– Да, – заметил Аметистов, проследив мой изумленный взгляд, – новая экономическая политика. Это только начало, а уже возможно все – при наличии денег, конечно, а у нас деньги есть. При том не какие-то там керенки или совзнаки, а твердый советский червонец, не говоря уже о золотых десятках.
Я не стал уточнять, откуда у Зои взялись червонцы, не говоря о золотых десятках, мне было не до того. Внезапно я заметил человека, которого менее всех ожидал здесь увидеть. Тонкие черты лица, короткие русые волосы, сосредоточенный и вместе с тем отсутствующий взгляд – его узнал бы любой, кто хоть как-то интересовался в России шахматами. У стены, ни на кого не глядя, стоял русский гроссмейстер Алехин.
– Да-да, – шепнул мне Аметистов, – это именно он, Сан Саныч, будущий чемпион мира по шахматам.
– Вот как, – сказал я, не в силах отвести от Алехина глаз, – но говорят, что Капабланка – это шахматная машина, его невозможно обыграть.
– На всякую машину есть свой разводной ключ, – резонно отвечал Аметистов. – Алехин будет чемпионом, уж вы поверьте старому шахматному маэстро.
– Но позвольте, – спохватился я, – как же он оказался здесь? Прошел слух, что он уехал в Латвию.
– Слухи, все только слухи, – замахал руками Аметистов. – С какой стати ему ехать в Латвию, ведь он патриот России! А если даже немножко и уехал, где она, эта Латвия? Одна ночь в поезде – и ты уже в Москве. Кстати, не хотите ли сыграть с гроссмейстером партию-другую?
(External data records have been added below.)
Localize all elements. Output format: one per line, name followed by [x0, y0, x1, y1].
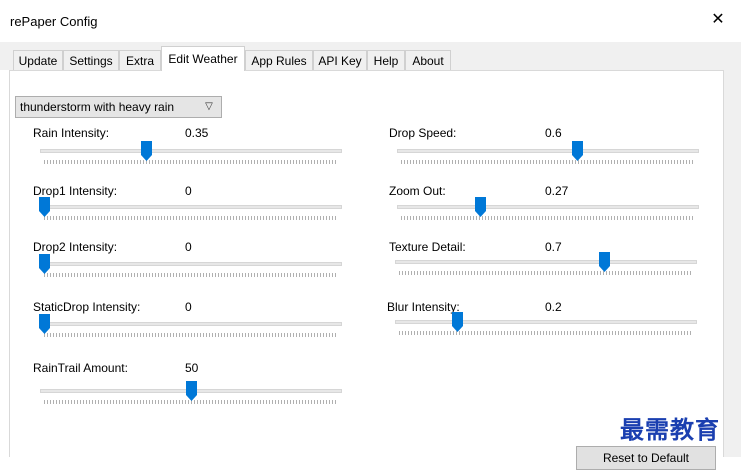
raintrail-amount-label: RainTrail Amount: — [33, 361, 128, 375]
raintrail-amount-value: 50 — [185, 361, 199, 375]
close-icon[interactable]: ✕ — [708, 10, 728, 30]
tab-app-rules[interactable]: App Rules — [245, 50, 313, 70]
reset-to-default-button[interactable]: Reset to Default — [576, 446, 716, 470]
rain-intensity-value: 0.35 — [185, 126, 209, 140]
tab-settings[interactable]: Settings — [63, 50, 119, 70]
zoom-out-value: 0.27 — [545, 184, 569, 198]
drop2-intensity-value: 0 — [185, 240, 192, 254]
tab-api-key[interactable]: API Key — [313, 50, 367, 70]
tab-edit-weather[interactable]: Edit Weather — [161, 46, 245, 71]
tab-update[interactable]: Update — [13, 50, 63, 70]
rain-intensity-track[interactable] — [40, 149, 342, 153]
rain-intensity-thumb[interactable] — [141, 141, 153, 161]
drop-speed-value: 0.6 — [545, 126, 562, 140]
blur-intensity-ticks — [399, 331, 693, 335]
drop2-intensity-thumb[interactable] — [38, 254, 50, 274]
drop1-intensity-value: 0 — [185, 184, 192, 198]
zoom-out-label: Zoom Out: — [389, 184, 446, 198]
drop2-intensity-track[interactable] — [40, 262, 342, 266]
texture-detail-ticks — [399, 271, 693, 275]
weather-type-value: thunderstorm with heavy rain — [20, 100, 175, 114]
staticdrop-intensity-thumb[interactable] — [38, 314, 50, 334]
drop2-intensity-label: Drop2 Intensity: — [33, 240, 118, 254]
tab-extra[interactable]: Extra — [119, 50, 161, 70]
texture-detail-value: 0.7 — [545, 240, 562, 254]
staticdrop-intensity-track[interactable] — [40, 322, 342, 326]
blur-intensity-label: Blur Intensity: — [387, 300, 460, 314]
drop2-intensity-ticks — [44, 273, 338, 277]
blur-intensity-track[interactable] — [395, 320, 697, 324]
blur-intensity-value: 0.2 — [545, 300, 562, 314]
texture-detail-label: Texture Detail: — [389, 240, 466, 254]
drop1-intensity-ticks — [44, 216, 338, 220]
drop-speed-ticks — [401, 160, 695, 164]
texture-detail-track[interactable] — [395, 260, 697, 264]
drop-speed-label: Drop Speed: — [389, 126, 457, 140]
title-bar — [0, 0, 741, 42]
zoom-out-ticks — [401, 216, 695, 220]
drop-speed-thumb[interactable] — [571, 141, 583, 161]
drop1-intensity-thumb[interactable] — [38, 197, 50, 217]
zoom-out-thumb[interactable] — [474, 197, 486, 217]
drop1-intensity-track[interactable] — [40, 205, 342, 209]
blur-intensity-thumb[interactable] — [452, 312, 464, 332]
rain-intensity-ticks — [44, 160, 338, 164]
zoom-out-track[interactable] — [397, 205, 699, 209]
window-edge — [724, 70, 741, 457]
raintrail-amount-thumb[interactable] — [185, 381, 197, 401]
chevron-down-icon[interactable]: ▽ — [200, 96, 218, 118]
texture-detail-thumb[interactable] — [599, 252, 611, 272]
drop-speed-track[interactable] — [397, 149, 699, 153]
tab-about[interactable]: About — [405, 50, 451, 70]
staticdrop-intensity-label: StaticDrop Intensity: — [33, 300, 141, 314]
window-title: rePaper Config — [10, 14, 98, 29]
staticdrop-intensity-value: 0 — [185, 300, 192, 314]
staticdrop-intensity-ticks — [44, 333, 338, 337]
tab-help[interactable]: Help — [367, 50, 405, 70]
drop1-intensity-label: Drop1 Intensity: — [33, 184, 118, 198]
watermark-logo: 最需教育 — [620, 415, 720, 444]
rain-intensity-label: Rain Intensity: — [33, 126, 110, 140]
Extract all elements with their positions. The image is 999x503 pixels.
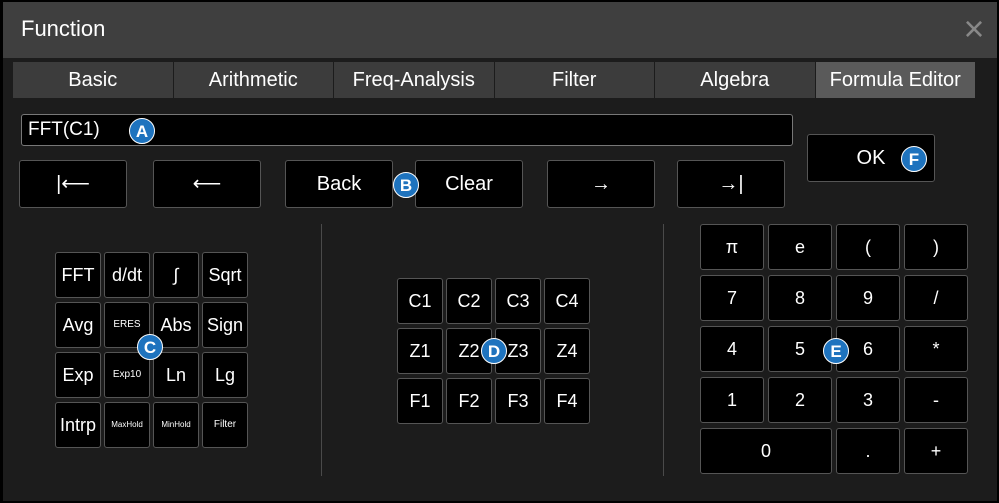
key-e[interactable]: e bbox=[768, 224, 832, 270]
key-f1[interactable]: F1 bbox=[397, 378, 443, 424]
callout-b: B bbox=[393, 172, 419, 198]
key-3[interactable]: 3 bbox=[836, 377, 900, 423]
function-dialog: Function × Basic Arithmetic Freq-Analysi… bbox=[3, 2, 997, 501]
expression-value: FFT(C1) bbox=[28, 119, 100, 140]
tab-basic[interactable]: Basic bbox=[13, 62, 174, 98]
key-pi[interactable]: π bbox=[700, 224, 764, 270]
cursor-end-button[interactable]: →| bbox=[677, 160, 785, 208]
tab-algebra[interactable]: Algebra bbox=[655, 62, 816, 98]
ok-label: OK bbox=[856, 147, 886, 169]
key-0[interactable]: 0 bbox=[700, 428, 832, 474]
key-7[interactable]: 7 bbox=[700, 275, 764, 321]
key-intrp[interactable]: Intrp bbox=[55, 402, 101, 448]
key-lg[interactable]: Lg bbox=[202, 352, 248, 398]
callout-d: D bbox=[481, 338, 507, 364]
key-exp10[interactable]: Exp10 bbox=[104, 352, 150, 398]
key-ln[interactable]: Ln bbox=[153, 352, 199, 398]
callout-a: A bbox=[129, 118, 155, 144]
key-avg[interactable]: Avg bbox=[55, 302, 101, 348]
tab-freq-analysis[interactable]: Freq-Analysis bbox=[334, 62, 495, 98]
key-decimal[interactable]: . bbox=[836, 428, 900, 474]
key-plus[interactable]: + bbox=[904, 428, 968, 474]
key-c4[interactable]: C4 bbox=[544, 278, 590, 324]
clear-button[interactable]: Clear bbox=[415, 160, 523, 208]
key-open-paren[interactable]: ( bbox=[836, 224, 900, 270]
key-8[interactable]: 8 bbox=[768, 275, 832, 321]
callout-e: E bbox=[823, 338, 849, 364]
close-icon[interactable]: × bbox=[955, 11, 993, 50]
key-z1[interactable]: Z1 bbox=[397, 328, 443, 374]
key-c3[interactable]: C3 bbox=[495, 278, 541, 324]
tab-formula-editor[interactable]: Formula Editor bbox=[815, 62, 975, 98]
key-1[interactable]: 1 bbox=[700, 377, 764, 423]
key-z4[interactable]: Z4 bbox=[544, 328, 590, 374]
key-c1[interactable]: C1 bbox=[397, 278, 443, 324]
key-close-paren[interactable]: ) bbox=[904, 224, 968, 270]
key-derivative[interactable]: d/dt bbox=[104, 252, 150, 298]
key-divide[interactable]: / bbox=[904, 275, 968, 321]
back-button[interactable]: Back bbox=[285, 160, 393, 208]
key-sqrt[interactable]: Sqrt bbox=[202, 252, 248, 298]
key-c2[interactable]: C2 bbox=[446, 278, 492, 324]
key-4[interactable]: 4 bbox=[700, 326, 764, 372]
key-2[interactable]: 2 bbox=[768, 377, 832, 423]
cursor-home-button[interactable]: |⟵ bbox=[19, 160, 127, 208]
key-f3[interactable]: F3 bbox=[495, 378, 541, 424]
key-minus[interactable]: - bbox=[904, 377, 968, 423]
key-sign[interactable]: Sign bbox=[202, 302, 248, 348]
key-integral[interactable]: ∫ bbox=[153, 252, 199, 298]
tab-filter[interactable]: Filter bbox=[495, 62, 655, 98]
key-f2[interactable]: F2 bbox=[446, 378, 492, 424]
callout-c: C bbox=[137, 334, 163, 360]
key-filter[interactable]: Filter bbox=[202, 402, 248, 448]
cursor-right-button[interactable]: → bbox=[547, 160, 655, 208]
key-fft[interactable]: FFT bbox=[55, 252, 101, 298]
cursor-left-button[interactable]: ⟵ bbox=[153, 160, 261, 208]
tab-bar: Basic Arithmetic Freq-Analysis Filter Al… bbox=[13, 62, 975, 98]
dialog-title: Function bbox=[21, 16, 106, 41]
title-bar: Function × bbox=[3, 2, 997, 58]
key-maxhold[interactable]: MaxHold bbox=[104, 402, 150, 448]
key-exp[interactable]: Exp bbox=[55, 352, 101, 398]
key-minhold[interactable]: MinHold bbox=[153, 402, 199, 448]
key-9[interactable]: 9 bbox=[836, 275, 900, 321]
tab-arithmetic[interactable]: Arithmetic bbox=[174, 62, 334, 98]
divider-right bbox=[663, 224, 664, 476]
divider-left bbox=[321, 224, 322, 476]
key-f4[interactable]: F4 bbox=[544, 378, 590, 424]
key-multiply[interactable]: * bbox=[904, 326, 968, 372]
callout-f: F bbox=[901, 146, 927, 172]
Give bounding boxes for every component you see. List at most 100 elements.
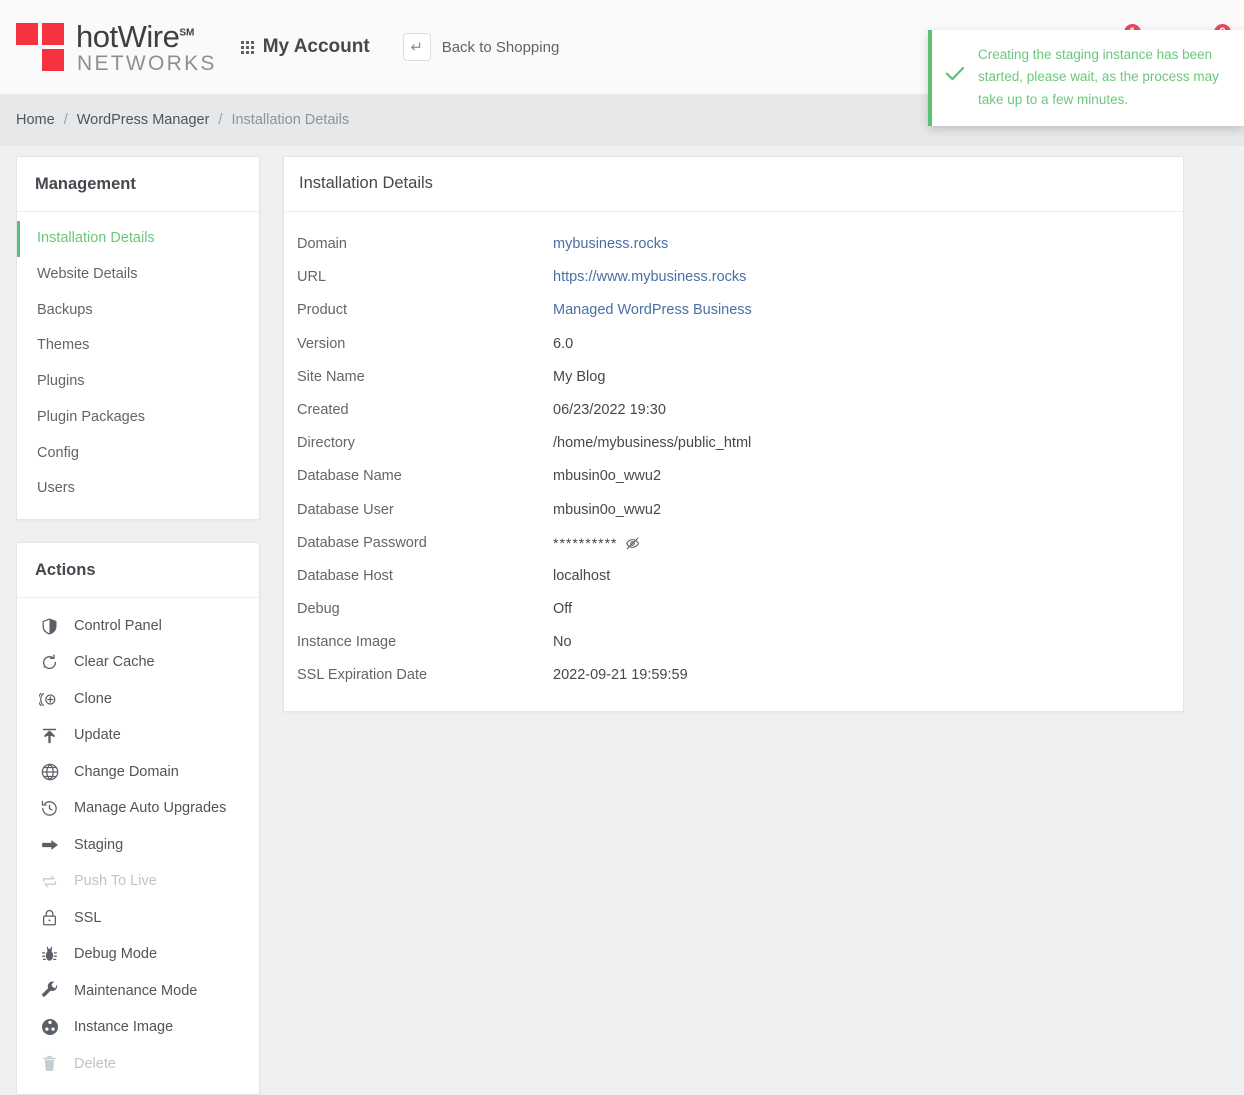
password-masked-value: ********** bbox=[553, 535, 618, 552]
detail-value: Managed WordPress Business bbox=[553, 299, 752, 322]
detail-row-ssl-expiration-date: SSL Expiration Date 2022-09-21 19:59:59 bbox=[284, 659, 1183, 692]
toast-message: Creating the staging instance has been s… bbox=[978, 47, 1219, 107]
actions-panel: Actions Control Panel Clear Cache Clone … bbox=[16, 542, 260, 1095]
action-label: Manage Auto Upgrades bbox=[74, 800, 227, 817]
logo-servicemark: SM bbox=[179, 27, 195, 39]
action-clear-cache[interactable]: Clear Cache bbox=[17, 644, 259, 680]
detail-label: URL bbox=[297, 269, 327, 286]
detail-row-directory: Directory /home/mybusiness/public_html bbox=[284, 427, 1183, 460]
globe-icon bbox=[39, 762, 60, 783]
detail-label: Database Host bbox=[297, 567, 393, 584]
detail-row-site-name: Site Name My Blog bbox=[284, 361, 1183, 394]
detail-label: Directory bbox=[297, 435, 356, 452]
sidebar-item-plugin-packages[interactable]: Plugin Packages bbox=[17, 400, 259, 436]
action-manage-auto-upgrades[interactable]: Manage Auto Upgrades bbox=[17, 790, 259, 826]
swap-arrows-icon bbox=[39, 871, 60, 892]
logo-wordmark-text: hotWire bbox=[76, 18, 180, 54]
detail-value: My Blog bbox=[553, 368, 606, 385]
detail-value: Off bbox=[553, 601, 573, 618]
detail-label: Site Name bbox=[297, 368, 365, 385]
detail-value: mybusiness.rocks bbox=[553, 233, 668, 256]
logo-squares-icon bbox=[16, 19, 68, 75]
actions-panel-title: Actions bbox=[17, 543, 259, 598]
action-label: Maintenance Mode bbox=[74, 982, 198, 999]
detail-label: Product bbox=[297, 302, 347, 319]
enter-key-icon: ↵ bbox=[402, 33, 431, 61]
detail-value: mbusin0o_wwu2 bbox=[553, 468, 662, 485]
detail-label: Created bbox=[297, 401, 349, 418]
brand-logo[interactable]: hotWireSM NETWORKS bbox=[16, 19, 217, 75]
sidebar-item-plugins[interactable]: Plugins bbox=[17, 364, 259, 400]
breadcrumb-item-home[interactable]: Home bbox=[16, 112, 55, 128]
clone-plus-icon bbox=[39, 689, 60, 710]
action-instance-image[interactable]: Instance Image bbox=[17, 1009, 259, 1045]
detail-value: 06/23/2022 19:30 bbox=[553, 401, 666, 418]
action-clone[interactable]: Clone bbox=[17, 681, 259, 717]
detail-row-database-host: Database Host localhost bbox=[284, 560, 1183, 593]
detail-row-url: URL https://www.mybusiness.rocks bbox=[284, 261, 1183, 294]
detail-value: mbusin0o_wwu2 bbox=[553, 501, 662, 518]
domain-link[interactable]: mybusiness.rocks bbox=[553, 233, 668, 256]
action-push-to-live: Push To Live bbox=[17, 863, 259, 899]
main-content: Installation Details Domain mybusiness.r… bbox=[283, 156, 1184, 712]
url-link[interactable]: https://www.mybusiness.rocks bbox=[553, 266, 746, 289]
action-label: Clear Cache bbox=[74, 654, 155, 671]
sidebar-item-installation-details[interactable]: Installation Details bbox=[17, 221, 259, 257]
sidebar-item-config[interactable]: Config bbox=[17, 436, 259, 472]
action-debug-mode[interactable]: Debug Mode bbox=[17, 936, 259, 972]
logo-wordmark: hotWireSM bbox=[76, 21, 194, 52]
detail-value: /home/mybusiness/public_html bbox=[553, 435, 752, 452]
action-label: Staging bbox=[74, 836, 124, 853]
detail-label: Database Name bbox=[297, 468, 402, 485]
my-account-label: My Account bbox=[262, 36, 370, 57]
arrow-right-icon bbox=[39, 835, 60, 856]
toast-notification[interactable]: Creating the staging instance has been s… bbox=[928, 30, 1244, 126]
detail-label: Database Password bbox=[297, 534, 427, 551]
detail-value: localhost bbox=[553, 567, 611, 584]
sidebar: Management Installation Details Website … bbox=[16, 156, 260, 1095]
installation-details-list: Domain mybusiness.rocks URL https://www.… bbox=[284, 212, 1183, 711]
action-change-domain[interactable]: Change Domain bbox=[17, 754, 259, 790]
lock-icon bbox=[39, 907, 60, 928]
detail-label: Database User bbox=[297, 501, 394, 518]
action-label: SSL bbox=[74, 909, 102, 926]
action-label: Clone bbox=[74, 690, 112, 707]
sidebar-item-users[interactable]: Users bbox=[17, 471, 259, 507]
check-icon bbox=[932, 44, 978, 86]
action-update[interactable]: Update bbox=[17, 717, 259, 753]
back-to-shopping-label: Back to Shopping bbox=[441, 38, 560, 56]
detail-row-database-name: Database Name mbusin0o_wwu2 bbox=[284, 460, 1183, 493]
shield-icon bbox=[39, 616, 60, 637]
action-label: Delete bbox=[74, 1055, 116, 1072]
detail-value: 6.0 bbox=[553, 335, 574, 352]
sidebar-item-backups[interactable]: Backups bbox=[17, 293, 259, 329]
action-maintenance-mode[interactable]: Maintenance Mode bbox=[17, 973, 259, 1009]
action-label: Change Domain bbox=[74, 763, 179, 780]
bug-icon bbox=[39, 944, 60, 965]
breadcrumb-item-wordpress-manager[interactable]: WordPress Manager bbox=[77, 112, 210, 128]
trash-icon bbox=[39, 1053, 60, 1074]
my-account-button[interactable]: My Account bbox=[240, 36, 370, 58]
action-control-panel[interactable]: Control Panel bbox=[17, 608, 259, 644]
action-ssl[interactable]: SSL bbox=[17, 900, 259, 936]
detail-value: 2022-09-21 19:59:59 bbox=[553, 667, 688, 684]
wrench-icon bbox=[39, 980, 60, 1001]
product-link[interactable]: Managed WordPress Business bbox=[553, 299, 752, 322]
sidebar-item-website-details[interactable]: Website Details bbox=[17, 257, 259, 293]
back-to-shopping-button[interactable]: ↵ Back to Shopping bbox=[402, 33, 560, 61]
grid-apps-icon bbox=[240, 40, 254, 54]
action-label: Update bbox=[74, 727, 121, 744]
eye-off-icon[interactable] bbox=[625, 536, 640, 551]
detail-label: Domain bbox=[297, 236, 347, 252]
detail-label: Debug bbox=[297, 601, 340, 618]
breadcrumb-item-installation-details: Installation Details bbox=[231, 112, 350, 128]
sidebar-item-themes[interactable]: Themes bbox=[17, 328, 259, 364]
detail-row-product: Product Managed WordPress Business bbox=[284, 294, 1183, 327]
action-label: Instance Image bbox=[74, 1019, 174, 1036]
management-menu: Installation Details Website Details Bac… bbox=[17, 212, 259, 519]
page-title: Installation Details bbox=[284, 157, 1183, 212]
management-panel-title: Management bbox=[17, 157, 259, 212]
action-label: Push To Live bbox=[74, 873, 157, 890]
upload-arrow-icon bbox=[39, 725, 60, 746]
action-staging[interactable]: Staging bbox=[17, 827, 259, 863]
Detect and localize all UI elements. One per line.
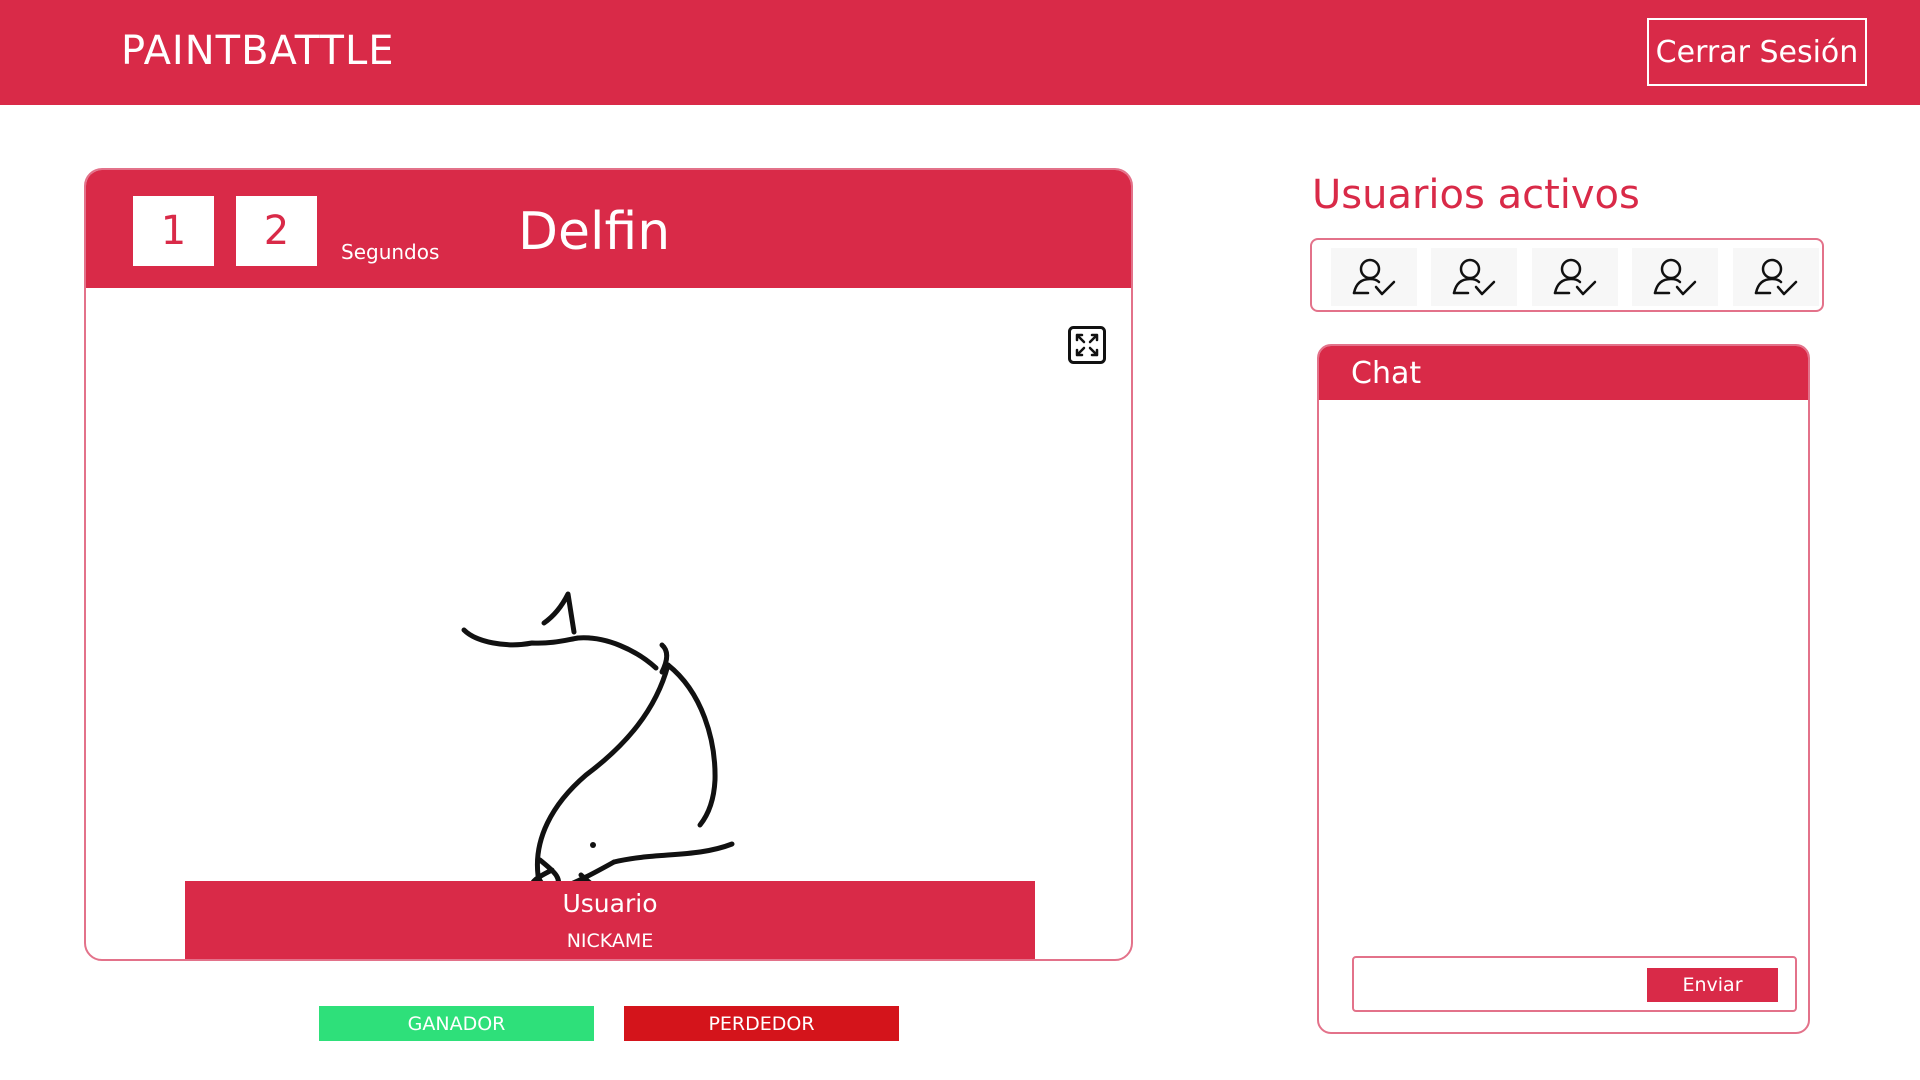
chat-input[interactable]: [1362, 966, 1656, 1004]
timer-unit-label: Segundos: [341, 240, 440, 264]
send-button[interactable]: Enviar: [1647, 968, 1778, 1002]
chat-title: Chat: [1351, 356, 1422, 391]
user-check-icon: [1553, 258, 1597, 296]
active-users-list: [1310, 238, 1824, 312]
active-user-2[interactable]: [1431, 248, 1517, 306]
active-user-5[interactable]: [1733, 248, 1819, 306]
drawer-label: Usuario: [562, 889, 658, 918]
drawer-info: Usuario NICKAME: [185, 881, 1035, 959]
active-user-4[interactable]: [1632, 248, 1718, 306]
active-users-title: Usuarios activos: [1312, 172, 1640, 218]
app-title: PAINTBATTLE: [121, 28, 395, 74]
user-check-icon: [1653, 258, 1697, 296]
drawer-nickname: NICKAME: [566, 930, 654, 952]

Я заколебался: соблазн был велик, но удобно ли отрывать гения по таким пустякам? Он, кажется, о чем-то думает.
– Да о чем он там думает, – фыркнул Аметистов, – ни о чем он не думает, просто анализирует свою последнюю партию с Боголюбовым. Я серьезно говорю: такая возможность – не в сеансе, а один на один с Алехиным. Это же сенсация! Будущий великий русский писатель играет партию в шахматы с будущим чемпионом мира. Да шахматные журналы драться будут за право опубликовать эту партию.
Эти слова, как ни странно, и решили дело. Поняв, что ведь партия действительно может остаться в анналах – не из-за меня, разумеется, а из-за Алехина, я решительнейшим образом отказался. Люди несведущие считали меня хорошим шахматистом, но я вряд ли играл в силу даже второй категории. Если останется запись хотя бы одной моей партии, тем более – с Алехиным, который разнесет меня в клочья, боюсь, миф обо мне как о сильном шахматисте развеется, не успев сформироваться.
– Ну, в таком случае, и черт с ним, – неожиданно весело заметил Аметистов, – обойдемся и без Алехина.
Внезапно в глазах у меня потемнело. Среди праздношатающихся поэтов, художников и актеров я вдруг заметил фигуру в элегантном сером костюме. Длинное некрасивое лицо, слегка надменное и одновременно беззащитное, чуть припухшие глаза, опущенные уголки рта. Замеченный мной человек был мертвенно-голубым, как будто сквозь него проступала луна. Перехватив мой взгляд, он устремился в толпу и пропал в ней.